The political equation has always been out of balance. As George W. Bush had done eight years before, McCain lined up an all-star roster of big Republican names behind him, selling them mostly on the argument of his inevitability. As a former aide put it, the candidate who had been so compelling in 2000 as a reformer and an outsider offered only one story line this time: "We're going to win. Jump aboard." The problem with this strategy was not just that the rank and file of the party didn't find McCain's conversion credible; the flaw was that the strongest argument for McCain's electability was his high approval rating among independent--and even Democratic--voters. And those warm, fuzzy feelings toward McCain vanished the moment he put on the suit of the Republican Establishment.

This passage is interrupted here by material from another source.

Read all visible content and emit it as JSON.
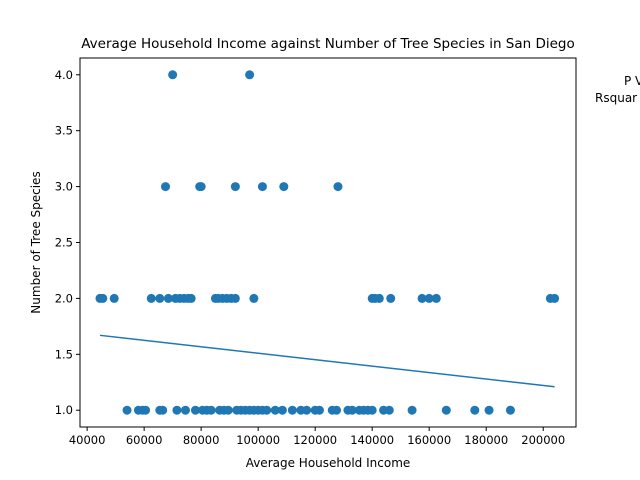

In fact, the most serious blow to McCain's quest for the nomination may have come in the spring of 2006 when he lost the Daily Show vote. McCain's candor and wicked sense of humor had made him a favorite of host Jon Stewart as well as audiences tired of politics as usual. But that night McCain had just accepted a speaking invitation from Jerry Falwell, the same Falwell he denounced in 2000. "Are you going into crazy base world?" Stewart demanded. "I'm afraid so," McCain sheepishly replied.

The Arizona Senator has also been hurt by sticking with one of his traditional strengths: stubbornness. Over the past few election cycles, it has become political gospel that voters reward conviction, even if they don't agree with a candidate's specific position on issues. As McCain has learned this year, voters--and donors--are willing to take that only so far. McCain's refusal to budge from his long-standing advocacy of giving illegal immigrants a path to legal residency has proved to be one apostasy too many for the Republican base. Meanwhile, McCain's support for the unpopular Iraq war and Bush's increasingly discredited surge strategy have alienated the independent voters who had found him so attractive in 2000. McCain acknowledges that his support of Bush's policies on immigration and Iraq "probably can be trouble." But he adds, "I always have to do what I know is right ... [A]t the end of the day, I hope that I will be respected."

At this point, the assumption of electability rests with the current Republican front runner, former New York City mayor Rudy Giuliani, a candidate whose willingness to buck the party gives him crossover appeal--and bears similarities to McCain, circa 2000. Meanwhile, Democrat Barack Obama has staked a claim to the 2008 version of McCain's 2000 theme of running as a high-minded alternative to traditional partisan politics. That has left McCain, who will turn 71 next month, looking old and tired by comparison.

Another paradox is the rancor his campaign now aims at the group McCain used to jokingly refer to as "my base": the national news media. Privately, top aides complain that the reporters who swooned over the straight-talking candidate of 2000 have contributed considerably to his current difficulties by dwelling on the campaign's problems and parsing his every statement for hypocrisy and calculation. But the truth is, years of fawning coverage may have left his team unprepared for the scrutiny that goes with being a front runner. (The campaign denied my last request for an interview with McCain, citing a story I had written in December as having been too harsh on the candidate.)

McCain insists he has no intention of abandoning his campaign. Starting with a swing this weekend through New Hampshire, the state of his greatest triumph in 2000, he will try to get back on his feet by slashing costs, narrowing his focus to a few key states and--most important of all--returning to what got voters excited about him in the first place.